12 Nisan 2008 Cumartesi

bunun cinsi böyle

ağzımdaki kekremsi tat ile yine dışarı çıkmıştım, hedefim uzun yıllardır sahip olmak istediğim muhabbet kuşunu almaktı. pet shopu gördüm, ama kararsızdım. eskiden hiç pet shop yazmazdı, neydi lan o diye düşünürken dükkan sahibi dışarı çıktı. derdimi makul bir dille anlattım, o da hatırlamadı. neyse ya diyerek bir başka derdimi anlattım. "bence bırak gitsin, dönerse senindir, dönmezse zaten hiç senin olmamıştır" dedi. abi muhabbet kuşu değil bu, sevgilim terk etti diyorum dedim, dalgalandı da duruldu. pardon dedi. tam bu sırada bir başka derdim daha geldi aklıma ama anlatmadım, sonuçta eski sevgilimi hayvan yerine koymuş birisiydi artık. fazla yüz göz olmadan konuya girdim, kuşları görmek istedim. yüzündeki o iğrenç gülümsemeden hemencecik "kuş" kelimesinin insanda oluşturduğu psikolojiyi hatırladım ama o iğrenç adama çok yakışıyordu bu gülümseme, çaresiz bekledim. içeri buyur etti, çay söyledi. içmedim, kuşları görmek istiyorum dedim, yine o gülümseme. tanrıııım, yeter artık. sonunda kafesin yanına geldik. mavi, yeşil, sarı, beyaz ve pembe kuşlar orada uçuşuyorlardı. pembe!

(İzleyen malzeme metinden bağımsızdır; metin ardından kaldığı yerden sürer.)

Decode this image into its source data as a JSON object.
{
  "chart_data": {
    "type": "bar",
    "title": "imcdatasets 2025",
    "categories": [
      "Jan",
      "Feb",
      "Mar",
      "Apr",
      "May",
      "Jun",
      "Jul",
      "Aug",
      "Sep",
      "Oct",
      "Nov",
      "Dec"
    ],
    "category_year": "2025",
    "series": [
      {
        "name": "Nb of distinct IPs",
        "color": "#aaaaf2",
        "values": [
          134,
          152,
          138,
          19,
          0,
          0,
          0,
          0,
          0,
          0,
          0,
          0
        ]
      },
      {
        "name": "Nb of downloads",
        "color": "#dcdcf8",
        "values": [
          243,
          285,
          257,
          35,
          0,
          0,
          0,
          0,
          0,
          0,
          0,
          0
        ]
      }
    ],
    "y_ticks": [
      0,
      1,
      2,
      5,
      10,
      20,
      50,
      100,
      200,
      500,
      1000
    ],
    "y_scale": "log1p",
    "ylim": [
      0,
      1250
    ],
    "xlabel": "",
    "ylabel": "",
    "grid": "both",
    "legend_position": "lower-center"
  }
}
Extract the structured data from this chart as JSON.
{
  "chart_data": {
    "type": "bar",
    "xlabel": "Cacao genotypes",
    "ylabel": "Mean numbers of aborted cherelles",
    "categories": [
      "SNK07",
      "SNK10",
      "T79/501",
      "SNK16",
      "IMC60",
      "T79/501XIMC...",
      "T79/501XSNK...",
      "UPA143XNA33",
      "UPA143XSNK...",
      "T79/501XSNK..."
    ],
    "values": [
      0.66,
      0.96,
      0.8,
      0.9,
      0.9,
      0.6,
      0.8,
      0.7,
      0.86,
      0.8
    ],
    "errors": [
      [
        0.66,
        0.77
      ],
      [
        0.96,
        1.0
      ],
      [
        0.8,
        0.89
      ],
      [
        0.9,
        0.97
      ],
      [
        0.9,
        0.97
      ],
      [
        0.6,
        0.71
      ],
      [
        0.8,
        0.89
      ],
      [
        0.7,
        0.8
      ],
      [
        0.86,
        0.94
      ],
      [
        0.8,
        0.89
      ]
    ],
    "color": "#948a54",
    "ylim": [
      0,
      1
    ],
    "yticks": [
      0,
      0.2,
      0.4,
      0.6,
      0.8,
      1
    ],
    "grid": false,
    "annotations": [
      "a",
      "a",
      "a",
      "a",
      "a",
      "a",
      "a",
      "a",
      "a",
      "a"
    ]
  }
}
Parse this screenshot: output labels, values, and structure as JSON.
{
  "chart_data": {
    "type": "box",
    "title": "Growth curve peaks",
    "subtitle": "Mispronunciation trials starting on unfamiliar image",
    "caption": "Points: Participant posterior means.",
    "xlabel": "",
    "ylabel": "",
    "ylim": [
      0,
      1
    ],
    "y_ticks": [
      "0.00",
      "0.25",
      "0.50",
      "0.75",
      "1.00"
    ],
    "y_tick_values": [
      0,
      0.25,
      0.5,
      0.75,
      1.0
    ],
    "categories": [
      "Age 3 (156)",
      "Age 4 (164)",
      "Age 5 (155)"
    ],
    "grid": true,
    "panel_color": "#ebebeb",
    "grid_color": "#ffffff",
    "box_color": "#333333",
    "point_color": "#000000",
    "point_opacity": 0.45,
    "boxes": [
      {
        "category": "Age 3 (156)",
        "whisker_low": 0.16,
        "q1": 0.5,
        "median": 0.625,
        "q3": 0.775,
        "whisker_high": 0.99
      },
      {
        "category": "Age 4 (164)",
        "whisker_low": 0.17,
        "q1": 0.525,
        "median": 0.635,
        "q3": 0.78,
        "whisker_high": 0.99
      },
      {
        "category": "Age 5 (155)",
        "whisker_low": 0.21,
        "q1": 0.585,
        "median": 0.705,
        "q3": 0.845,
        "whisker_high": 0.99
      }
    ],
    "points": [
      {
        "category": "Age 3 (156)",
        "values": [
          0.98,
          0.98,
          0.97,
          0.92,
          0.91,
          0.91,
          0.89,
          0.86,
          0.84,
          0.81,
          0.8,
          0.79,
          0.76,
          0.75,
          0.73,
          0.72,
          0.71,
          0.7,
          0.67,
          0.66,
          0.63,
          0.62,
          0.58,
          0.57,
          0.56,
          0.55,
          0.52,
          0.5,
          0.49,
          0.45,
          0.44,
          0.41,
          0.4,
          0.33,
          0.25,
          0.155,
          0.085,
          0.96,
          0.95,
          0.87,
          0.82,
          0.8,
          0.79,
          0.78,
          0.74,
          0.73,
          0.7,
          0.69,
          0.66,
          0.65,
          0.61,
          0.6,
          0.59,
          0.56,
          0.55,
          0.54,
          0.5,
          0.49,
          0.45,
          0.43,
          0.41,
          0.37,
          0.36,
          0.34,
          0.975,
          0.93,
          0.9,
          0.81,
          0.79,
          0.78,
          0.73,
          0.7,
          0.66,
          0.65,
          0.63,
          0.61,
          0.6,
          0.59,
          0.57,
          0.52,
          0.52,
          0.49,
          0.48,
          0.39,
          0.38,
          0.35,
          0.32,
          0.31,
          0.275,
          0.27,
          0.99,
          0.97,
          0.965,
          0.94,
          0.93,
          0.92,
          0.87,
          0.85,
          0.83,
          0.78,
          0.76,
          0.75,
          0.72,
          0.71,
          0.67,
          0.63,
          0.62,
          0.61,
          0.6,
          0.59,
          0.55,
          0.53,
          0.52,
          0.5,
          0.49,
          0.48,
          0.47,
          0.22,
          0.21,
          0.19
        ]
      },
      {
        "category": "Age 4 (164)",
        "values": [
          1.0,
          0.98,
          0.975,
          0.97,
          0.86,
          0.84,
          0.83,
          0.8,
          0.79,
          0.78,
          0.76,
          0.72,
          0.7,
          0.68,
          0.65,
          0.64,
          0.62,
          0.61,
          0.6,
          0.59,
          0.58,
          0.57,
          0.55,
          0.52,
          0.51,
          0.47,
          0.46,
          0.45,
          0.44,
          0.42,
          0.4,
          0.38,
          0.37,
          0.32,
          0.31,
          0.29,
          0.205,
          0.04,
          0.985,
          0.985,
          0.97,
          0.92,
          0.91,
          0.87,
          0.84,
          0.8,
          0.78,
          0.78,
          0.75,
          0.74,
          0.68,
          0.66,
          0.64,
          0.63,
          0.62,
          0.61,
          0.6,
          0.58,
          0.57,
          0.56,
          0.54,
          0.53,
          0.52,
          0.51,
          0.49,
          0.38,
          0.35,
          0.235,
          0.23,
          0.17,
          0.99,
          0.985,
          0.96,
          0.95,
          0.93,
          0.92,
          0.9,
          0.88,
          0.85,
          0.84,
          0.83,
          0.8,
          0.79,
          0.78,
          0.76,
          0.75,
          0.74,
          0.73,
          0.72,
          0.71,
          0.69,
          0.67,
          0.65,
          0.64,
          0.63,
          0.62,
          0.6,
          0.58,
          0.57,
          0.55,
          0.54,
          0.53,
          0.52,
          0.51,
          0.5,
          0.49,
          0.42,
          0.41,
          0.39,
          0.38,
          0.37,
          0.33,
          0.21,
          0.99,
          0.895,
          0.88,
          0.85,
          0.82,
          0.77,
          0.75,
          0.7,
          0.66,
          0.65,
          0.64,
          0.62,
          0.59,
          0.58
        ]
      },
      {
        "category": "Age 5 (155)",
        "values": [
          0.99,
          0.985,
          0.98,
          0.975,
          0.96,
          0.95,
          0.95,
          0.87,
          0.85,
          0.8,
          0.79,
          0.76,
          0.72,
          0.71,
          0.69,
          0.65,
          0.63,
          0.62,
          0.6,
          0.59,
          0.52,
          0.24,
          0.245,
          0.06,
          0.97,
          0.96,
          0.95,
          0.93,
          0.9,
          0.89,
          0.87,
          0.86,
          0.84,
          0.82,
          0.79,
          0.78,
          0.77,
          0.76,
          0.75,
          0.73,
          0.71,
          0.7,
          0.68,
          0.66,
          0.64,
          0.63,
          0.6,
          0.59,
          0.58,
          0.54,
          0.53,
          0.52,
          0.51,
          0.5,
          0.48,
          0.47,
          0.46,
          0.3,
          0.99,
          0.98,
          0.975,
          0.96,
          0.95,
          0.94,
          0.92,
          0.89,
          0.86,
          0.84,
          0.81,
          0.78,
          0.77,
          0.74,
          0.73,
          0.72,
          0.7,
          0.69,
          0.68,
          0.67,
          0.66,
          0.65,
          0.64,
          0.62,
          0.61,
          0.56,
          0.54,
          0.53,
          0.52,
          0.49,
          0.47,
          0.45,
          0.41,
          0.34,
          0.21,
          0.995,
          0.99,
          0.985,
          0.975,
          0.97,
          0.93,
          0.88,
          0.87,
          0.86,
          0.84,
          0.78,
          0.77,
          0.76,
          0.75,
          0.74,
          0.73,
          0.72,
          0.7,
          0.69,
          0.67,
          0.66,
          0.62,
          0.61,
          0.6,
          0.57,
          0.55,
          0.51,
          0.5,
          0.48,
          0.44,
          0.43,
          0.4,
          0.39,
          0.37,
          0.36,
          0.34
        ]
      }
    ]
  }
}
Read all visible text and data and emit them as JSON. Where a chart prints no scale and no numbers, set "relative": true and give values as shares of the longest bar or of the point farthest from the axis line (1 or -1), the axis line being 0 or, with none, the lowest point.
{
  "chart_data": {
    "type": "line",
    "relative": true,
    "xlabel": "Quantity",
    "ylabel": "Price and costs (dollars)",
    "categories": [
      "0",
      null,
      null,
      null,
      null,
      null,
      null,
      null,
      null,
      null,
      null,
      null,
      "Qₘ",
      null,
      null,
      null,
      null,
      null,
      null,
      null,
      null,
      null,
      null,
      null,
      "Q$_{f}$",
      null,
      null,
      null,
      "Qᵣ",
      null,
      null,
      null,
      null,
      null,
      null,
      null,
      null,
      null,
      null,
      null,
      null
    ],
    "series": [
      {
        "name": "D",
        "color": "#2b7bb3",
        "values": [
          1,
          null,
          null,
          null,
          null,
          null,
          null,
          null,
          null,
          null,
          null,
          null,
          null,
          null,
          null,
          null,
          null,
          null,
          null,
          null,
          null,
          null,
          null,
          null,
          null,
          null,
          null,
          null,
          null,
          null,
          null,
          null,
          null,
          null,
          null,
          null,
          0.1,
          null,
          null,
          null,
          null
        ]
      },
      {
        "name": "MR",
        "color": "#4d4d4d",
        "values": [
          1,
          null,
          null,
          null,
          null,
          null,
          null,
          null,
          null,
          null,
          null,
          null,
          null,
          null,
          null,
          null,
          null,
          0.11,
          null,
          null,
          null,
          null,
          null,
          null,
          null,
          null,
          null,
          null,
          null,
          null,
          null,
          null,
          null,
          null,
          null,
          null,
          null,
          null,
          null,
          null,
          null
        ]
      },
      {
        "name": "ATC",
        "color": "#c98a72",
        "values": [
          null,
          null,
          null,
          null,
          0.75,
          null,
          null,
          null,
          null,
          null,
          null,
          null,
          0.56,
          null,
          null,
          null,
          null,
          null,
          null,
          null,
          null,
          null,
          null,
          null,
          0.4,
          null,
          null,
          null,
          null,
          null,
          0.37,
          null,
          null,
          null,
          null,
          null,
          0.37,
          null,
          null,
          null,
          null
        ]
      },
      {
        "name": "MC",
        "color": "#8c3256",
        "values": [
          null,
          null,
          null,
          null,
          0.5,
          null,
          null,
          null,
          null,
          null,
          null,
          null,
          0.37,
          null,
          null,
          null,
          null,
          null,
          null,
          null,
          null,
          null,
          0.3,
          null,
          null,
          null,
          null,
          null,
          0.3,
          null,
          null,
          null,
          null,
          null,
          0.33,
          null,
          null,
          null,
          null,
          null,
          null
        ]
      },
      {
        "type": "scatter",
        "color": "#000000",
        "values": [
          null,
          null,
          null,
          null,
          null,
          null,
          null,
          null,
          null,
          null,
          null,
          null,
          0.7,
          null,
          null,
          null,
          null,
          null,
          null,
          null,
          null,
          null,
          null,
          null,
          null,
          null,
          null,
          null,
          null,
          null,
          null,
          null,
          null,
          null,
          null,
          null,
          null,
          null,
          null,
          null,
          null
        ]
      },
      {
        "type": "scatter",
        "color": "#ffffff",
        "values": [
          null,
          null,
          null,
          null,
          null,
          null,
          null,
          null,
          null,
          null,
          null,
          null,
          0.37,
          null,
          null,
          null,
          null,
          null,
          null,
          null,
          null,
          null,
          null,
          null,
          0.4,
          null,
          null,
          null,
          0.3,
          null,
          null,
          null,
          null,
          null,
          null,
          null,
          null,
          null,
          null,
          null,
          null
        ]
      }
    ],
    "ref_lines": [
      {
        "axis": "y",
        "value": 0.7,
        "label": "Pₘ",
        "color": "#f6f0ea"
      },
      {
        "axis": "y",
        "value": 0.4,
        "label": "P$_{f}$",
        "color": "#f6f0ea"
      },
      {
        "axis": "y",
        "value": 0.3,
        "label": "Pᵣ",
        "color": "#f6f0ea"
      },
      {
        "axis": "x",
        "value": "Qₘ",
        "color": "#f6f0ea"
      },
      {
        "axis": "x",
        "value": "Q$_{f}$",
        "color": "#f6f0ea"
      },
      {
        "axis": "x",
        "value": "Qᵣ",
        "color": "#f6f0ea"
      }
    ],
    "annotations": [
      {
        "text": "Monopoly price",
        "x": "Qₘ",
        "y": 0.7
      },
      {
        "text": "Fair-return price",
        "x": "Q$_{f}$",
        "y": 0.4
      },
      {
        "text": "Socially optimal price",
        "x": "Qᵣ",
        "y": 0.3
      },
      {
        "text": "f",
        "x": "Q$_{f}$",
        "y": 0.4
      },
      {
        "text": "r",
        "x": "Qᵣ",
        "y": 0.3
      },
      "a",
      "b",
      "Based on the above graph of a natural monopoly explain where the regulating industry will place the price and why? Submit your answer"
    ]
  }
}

- abi, dedim. bu ne ayak? pembe muhabbet kuşu mu allasen?
+ bunun cinsi böyle, dedi.
- abi sen tavuk sikmeye çalışıyorsun galiba, diyerek uzaklaştım bu riya yuvasından. giderken düşüncelerimi toplamaya çalışıyordum. acaba hakikaten beklemeli miydim, hakikaten benimse dönecek miydi?